Monday, June 6, 2016

The Senate badly underrepresents Latinos

Using data from the Kaiser Family Foundation, for each of the race groups listed in the study, I figured out how many senators members of that group were represented by.  Because each state gets two senators regardless of population, the uneven distribution of people by race across the United States means that some racial groups get a bigger say in Senate elections than others.  While I expected some disparity, I was shocked at how much disparity there was for Hispanic and White voters.

White voters make up 61.78% of the population, but control 70.39% of the votes cast for senators.
Hispanic voters make up 17.59% of the population, but control only 11.75% of the votes cast for senators.

Here is the breakdown:

Race Group:   % of population   % of Senate vote
White         61.78%            70.39%
Black         12.21%            11.12%
Hispanic      17.59%            11.75%
Asian          5.79%             4.73%
Native Amer.   0.78%             1.16%
Multiple Race  1.87%             2.15%

Even though some states have tiny populations and therefore an outsized voice in senate elections, if the population of the United States were evenly distributed by race across the states, the Senate would not be over (or under) representative of any racial group.  That is not the case, however.  For example, California has the highest population in the nation, with 38.7 million people, and Wyoming has the lowest, with just over half a million people.  That means that each voter in Wyoming has more than 70 times the influence on the Senate composition than each voter in California does.  California (and Texas, the #2 state in population) are 38% Hispanic, while Wyoming is 9% Hispanic.  This means that the Hispanic vote is highly diluted.

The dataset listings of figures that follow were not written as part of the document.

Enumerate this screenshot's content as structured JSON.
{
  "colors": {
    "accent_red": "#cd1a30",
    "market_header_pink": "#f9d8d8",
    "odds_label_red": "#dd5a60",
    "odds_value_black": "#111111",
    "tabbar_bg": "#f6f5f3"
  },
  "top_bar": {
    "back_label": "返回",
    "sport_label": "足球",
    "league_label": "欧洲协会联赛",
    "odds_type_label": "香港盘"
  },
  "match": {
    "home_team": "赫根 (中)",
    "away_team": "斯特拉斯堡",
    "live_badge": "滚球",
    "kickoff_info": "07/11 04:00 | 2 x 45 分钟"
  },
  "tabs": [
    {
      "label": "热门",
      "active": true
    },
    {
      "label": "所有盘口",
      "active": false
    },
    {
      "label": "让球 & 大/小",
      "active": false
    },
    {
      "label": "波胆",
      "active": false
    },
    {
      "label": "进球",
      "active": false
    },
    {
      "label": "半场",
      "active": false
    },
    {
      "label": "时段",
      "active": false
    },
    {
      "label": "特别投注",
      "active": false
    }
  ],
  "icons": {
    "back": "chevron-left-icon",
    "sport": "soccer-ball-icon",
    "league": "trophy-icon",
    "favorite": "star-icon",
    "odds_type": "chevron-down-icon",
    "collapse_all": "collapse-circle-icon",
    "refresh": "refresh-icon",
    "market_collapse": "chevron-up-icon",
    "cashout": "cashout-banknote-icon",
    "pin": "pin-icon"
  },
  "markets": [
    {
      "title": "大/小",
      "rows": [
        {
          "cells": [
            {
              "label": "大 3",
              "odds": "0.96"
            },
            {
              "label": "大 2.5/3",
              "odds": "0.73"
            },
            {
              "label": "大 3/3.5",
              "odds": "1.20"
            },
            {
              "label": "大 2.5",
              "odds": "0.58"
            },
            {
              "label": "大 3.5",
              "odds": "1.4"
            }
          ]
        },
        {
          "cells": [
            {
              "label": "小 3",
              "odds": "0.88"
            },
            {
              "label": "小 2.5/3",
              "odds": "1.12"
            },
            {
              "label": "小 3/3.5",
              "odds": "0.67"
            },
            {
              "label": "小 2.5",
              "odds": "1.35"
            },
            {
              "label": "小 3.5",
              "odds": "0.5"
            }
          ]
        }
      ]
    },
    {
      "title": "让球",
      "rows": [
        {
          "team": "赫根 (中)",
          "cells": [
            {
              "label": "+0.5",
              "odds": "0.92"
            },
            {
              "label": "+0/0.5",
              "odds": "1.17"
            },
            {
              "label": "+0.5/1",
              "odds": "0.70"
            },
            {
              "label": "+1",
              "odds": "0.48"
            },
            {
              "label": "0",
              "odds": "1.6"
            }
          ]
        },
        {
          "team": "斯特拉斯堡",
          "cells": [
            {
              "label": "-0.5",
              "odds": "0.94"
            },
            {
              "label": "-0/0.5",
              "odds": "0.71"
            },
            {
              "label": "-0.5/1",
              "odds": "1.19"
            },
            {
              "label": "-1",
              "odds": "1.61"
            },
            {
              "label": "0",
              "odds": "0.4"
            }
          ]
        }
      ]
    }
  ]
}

Looking at it a different way, a hypothetical nation with an evenly distributed racial composition would mean that each racial group would have one unit of influence on the Senate per voter.  This is far from how it really works:

Race Group:   % of pop   % of Sen vote  Influence per vote
Hypothetical 100.00%      100.00%       1.00
White         61.78%       70.39%       1.14
Black         12.21%       11.12%       0.91
Hispanic      17.59%       11.75%       0.67
Asian          5.79%        4.73%       0.82
Native Amer.   0.78%        1.16%       1.49
Multiple Race  1.87%        2.15%       1.15

Put simply, when averaged across all fifty states, the white vote for Senate has 170% of the amount of influence per voter on the composition of the senate that the Hispanic vote has.

We have long known that the Senate is not a representative body.  Those of us in California are regularly amazed that senators are elected elsewhere with vote totals that are smaller than the populations of our mid-sized cities.  It is disappointing, but not surprising, that the Senate electorate is also substantially unrepresentative when measured by race.